Our annual Human Rights Institute promotes good governance and social change. We train a select group of participants from around the country to strengthen their local advocacy efforts by using a human rights frame.
Alumni become part of a nationwide community of advocates and have access to ongoing education, technical support, and dialogue. Stay in touch to find out how you too can be a part of the next HRI!
Read about our impact
“I have learned so much through the Institute. It has absolutely deepened my commitment to utilizing a human rights framework in my work.”
-Former HRI participant
“I felt that HRI was a space where women from varied backgrounds (in all senses) built community, taught each other and learned from each other… I have been awed and impressed by the humility, generosity of spirit, passion and intellect of the women in this room. It’s got me really thinking about the connections between poverty, race, food justice, reproductive justice, youth development, bigotry and xenophobia….The impact of this institute is to rekindle my belief in those interconnections and to deepen my commitment to connect the local and the global.”
-Kulsum Ameji, Legal Assistance Foundation
“The Human Rights Institute Fellowship did what many such gatherings do and, what many fail to do. Great new information, knowledge sharing, ideas, creativity and connections among and between amazing activists, advocates and agitators – that was expected. What made this project so special was that the facilitators listened to us, they heard us. And they made the adjustments, from day to day, to strengthen and enlarge our experience. This was not a cookie-cutter program. It was gutsy and smart. Thank you.”
-Donna Red Wing, Grassroots Leadership
“The Human Rights Institute is an inspiring, moving, and transformative collective process that equips community leaders with tools to effectively apply the Human Rights framework in domestic advocacy work. I was thrilled to enrich my professional network and engage in multicultural dialogical encounters with leaders across the nation while navigating the definitions of human rights instruments, treaty systems and treaty based-bodies and learning practical steps to organize civil society to take action! In two words: highly recommended.”

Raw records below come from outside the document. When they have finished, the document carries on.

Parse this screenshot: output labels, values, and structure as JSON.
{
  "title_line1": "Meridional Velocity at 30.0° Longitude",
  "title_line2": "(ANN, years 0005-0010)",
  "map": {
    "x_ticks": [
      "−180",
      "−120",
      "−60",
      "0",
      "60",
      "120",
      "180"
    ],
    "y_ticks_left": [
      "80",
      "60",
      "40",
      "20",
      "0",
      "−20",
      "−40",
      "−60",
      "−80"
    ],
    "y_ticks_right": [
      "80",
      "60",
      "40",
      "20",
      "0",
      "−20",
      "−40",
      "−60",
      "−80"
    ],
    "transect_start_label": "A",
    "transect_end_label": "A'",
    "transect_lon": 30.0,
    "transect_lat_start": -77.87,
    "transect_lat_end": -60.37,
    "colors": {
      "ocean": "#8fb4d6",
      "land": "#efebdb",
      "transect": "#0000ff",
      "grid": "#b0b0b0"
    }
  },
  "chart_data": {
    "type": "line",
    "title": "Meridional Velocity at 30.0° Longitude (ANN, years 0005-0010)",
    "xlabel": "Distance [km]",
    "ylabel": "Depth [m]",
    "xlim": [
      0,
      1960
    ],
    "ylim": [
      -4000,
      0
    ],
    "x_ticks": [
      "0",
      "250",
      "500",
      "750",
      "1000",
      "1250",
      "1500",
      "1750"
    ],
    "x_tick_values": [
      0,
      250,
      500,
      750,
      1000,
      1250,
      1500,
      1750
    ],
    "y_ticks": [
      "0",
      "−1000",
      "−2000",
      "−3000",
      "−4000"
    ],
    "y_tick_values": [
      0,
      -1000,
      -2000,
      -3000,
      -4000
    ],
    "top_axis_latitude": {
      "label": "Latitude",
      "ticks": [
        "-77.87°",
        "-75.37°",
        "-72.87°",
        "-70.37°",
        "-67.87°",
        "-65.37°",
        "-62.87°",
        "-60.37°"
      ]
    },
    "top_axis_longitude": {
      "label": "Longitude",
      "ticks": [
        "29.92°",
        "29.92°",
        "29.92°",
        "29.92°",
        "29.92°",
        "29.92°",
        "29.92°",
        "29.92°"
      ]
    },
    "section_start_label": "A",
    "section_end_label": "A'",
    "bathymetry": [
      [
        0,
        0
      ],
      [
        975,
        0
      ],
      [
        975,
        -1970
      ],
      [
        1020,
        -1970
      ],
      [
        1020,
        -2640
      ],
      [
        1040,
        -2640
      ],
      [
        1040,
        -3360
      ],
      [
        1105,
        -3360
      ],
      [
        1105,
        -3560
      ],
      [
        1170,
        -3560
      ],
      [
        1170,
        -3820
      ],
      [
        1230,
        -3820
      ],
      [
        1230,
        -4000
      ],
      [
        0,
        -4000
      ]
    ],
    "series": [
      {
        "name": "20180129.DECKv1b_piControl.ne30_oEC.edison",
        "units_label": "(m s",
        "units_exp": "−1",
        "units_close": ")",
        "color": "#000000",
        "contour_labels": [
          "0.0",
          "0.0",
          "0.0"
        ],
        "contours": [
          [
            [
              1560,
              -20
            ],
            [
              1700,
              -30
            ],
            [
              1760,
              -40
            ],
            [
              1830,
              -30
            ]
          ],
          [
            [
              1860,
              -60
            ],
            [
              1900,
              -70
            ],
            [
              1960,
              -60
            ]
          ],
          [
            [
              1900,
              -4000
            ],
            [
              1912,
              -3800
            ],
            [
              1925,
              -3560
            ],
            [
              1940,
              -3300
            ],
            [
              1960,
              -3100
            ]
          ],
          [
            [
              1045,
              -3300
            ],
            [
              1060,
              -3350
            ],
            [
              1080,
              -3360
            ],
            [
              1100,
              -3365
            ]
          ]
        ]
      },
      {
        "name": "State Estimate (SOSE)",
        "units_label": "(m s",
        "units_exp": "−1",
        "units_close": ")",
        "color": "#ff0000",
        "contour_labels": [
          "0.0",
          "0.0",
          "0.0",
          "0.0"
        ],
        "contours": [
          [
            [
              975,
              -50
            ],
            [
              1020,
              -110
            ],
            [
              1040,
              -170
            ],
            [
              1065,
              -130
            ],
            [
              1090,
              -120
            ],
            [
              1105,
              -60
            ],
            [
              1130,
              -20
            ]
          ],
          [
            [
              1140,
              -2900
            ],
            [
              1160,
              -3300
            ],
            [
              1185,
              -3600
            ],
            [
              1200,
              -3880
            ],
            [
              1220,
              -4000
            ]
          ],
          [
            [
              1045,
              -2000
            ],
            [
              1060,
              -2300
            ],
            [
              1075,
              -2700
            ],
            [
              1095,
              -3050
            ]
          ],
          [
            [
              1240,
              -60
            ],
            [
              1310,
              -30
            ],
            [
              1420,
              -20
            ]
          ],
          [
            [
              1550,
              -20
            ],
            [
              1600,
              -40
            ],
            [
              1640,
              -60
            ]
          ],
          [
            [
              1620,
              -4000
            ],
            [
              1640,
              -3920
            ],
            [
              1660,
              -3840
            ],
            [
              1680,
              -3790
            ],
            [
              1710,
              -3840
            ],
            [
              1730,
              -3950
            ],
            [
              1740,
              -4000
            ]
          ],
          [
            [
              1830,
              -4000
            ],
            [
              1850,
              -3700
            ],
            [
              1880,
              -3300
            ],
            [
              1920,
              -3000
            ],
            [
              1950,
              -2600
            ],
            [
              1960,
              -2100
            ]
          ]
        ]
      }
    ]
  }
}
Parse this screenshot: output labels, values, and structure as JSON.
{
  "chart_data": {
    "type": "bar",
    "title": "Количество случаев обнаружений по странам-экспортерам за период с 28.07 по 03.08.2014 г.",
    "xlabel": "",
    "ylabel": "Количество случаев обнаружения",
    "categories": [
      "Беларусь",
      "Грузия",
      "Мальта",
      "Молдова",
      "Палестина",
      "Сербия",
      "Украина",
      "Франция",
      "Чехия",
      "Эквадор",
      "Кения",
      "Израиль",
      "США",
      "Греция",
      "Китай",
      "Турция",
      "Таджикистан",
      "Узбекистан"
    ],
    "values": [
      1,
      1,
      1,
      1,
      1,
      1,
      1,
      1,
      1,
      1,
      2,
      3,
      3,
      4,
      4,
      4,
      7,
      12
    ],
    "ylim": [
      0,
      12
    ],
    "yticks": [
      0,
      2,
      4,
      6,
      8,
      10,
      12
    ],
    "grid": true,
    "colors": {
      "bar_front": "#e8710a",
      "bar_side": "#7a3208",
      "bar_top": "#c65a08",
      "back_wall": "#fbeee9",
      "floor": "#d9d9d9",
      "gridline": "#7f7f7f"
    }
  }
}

-Giselle Cárcamo, Intercommunity Peace and Justice Center
“The Human Rights Institute Fellowship is a dynamic, content-rich and valuable experience. Participating in the Fellowship allowed me to understand how to apply a human rights perspective to my work and program, resulting in new opportunities for community engagement. I would recommend the HRI Fellowship program to anyone in the social justice field.”
-Tejpreet Kaur, The Sikh Coalition
“Attending the Human Rights Institute helped to clearly frame Black Women’s Blueprint’s strategic direction in terms of its implementation of human rights-based programs to address sexual assault and other intersecting oppression in Black women’s lives in the U.S. Attending the Institute helped us to change staff structure, as we hired a human rights research coordinator. The organization also was able to develop its own curriculum which fused human rights education with its core Black feminist principles. That curriculum is part of our organizer training. We are also now better able to plan our programs and prepare lay community for upcoming UN Committee meetings.”
– Farah Tanis, Black Women’s Blueprint
“The Institute reaffirmed the importance of ‘bringing human rights home’ to the U.S. It helped me to see the usefulness of the human rights framework as an umbrella under which to bring together different groups doing social justice work, including groups who had no real history of collaborating or providing one another with support. Adoption of the framework helps to break down identity and issue silos separating groups. This has been very helpful to the human rights commission on which I serve, which works in a collaborative way and seeks to bring together a diverse array of social justice allies around what we on the commission now frame as human rights issues. Also, the human rights position taken by Amigos, an immigrant rights organization, has led it to ally with other groups on LGBT, Native American, youth, and women’s issues. Amigos receives their support on immigrant rights issues in return. On the human rights commission and in Amigos we understand that many groups in the community are doing human rights work, even if they don’t describe it as such, and that all our work is interrelated, interdependent, and that we can each get more good work done through collaborative efforts.”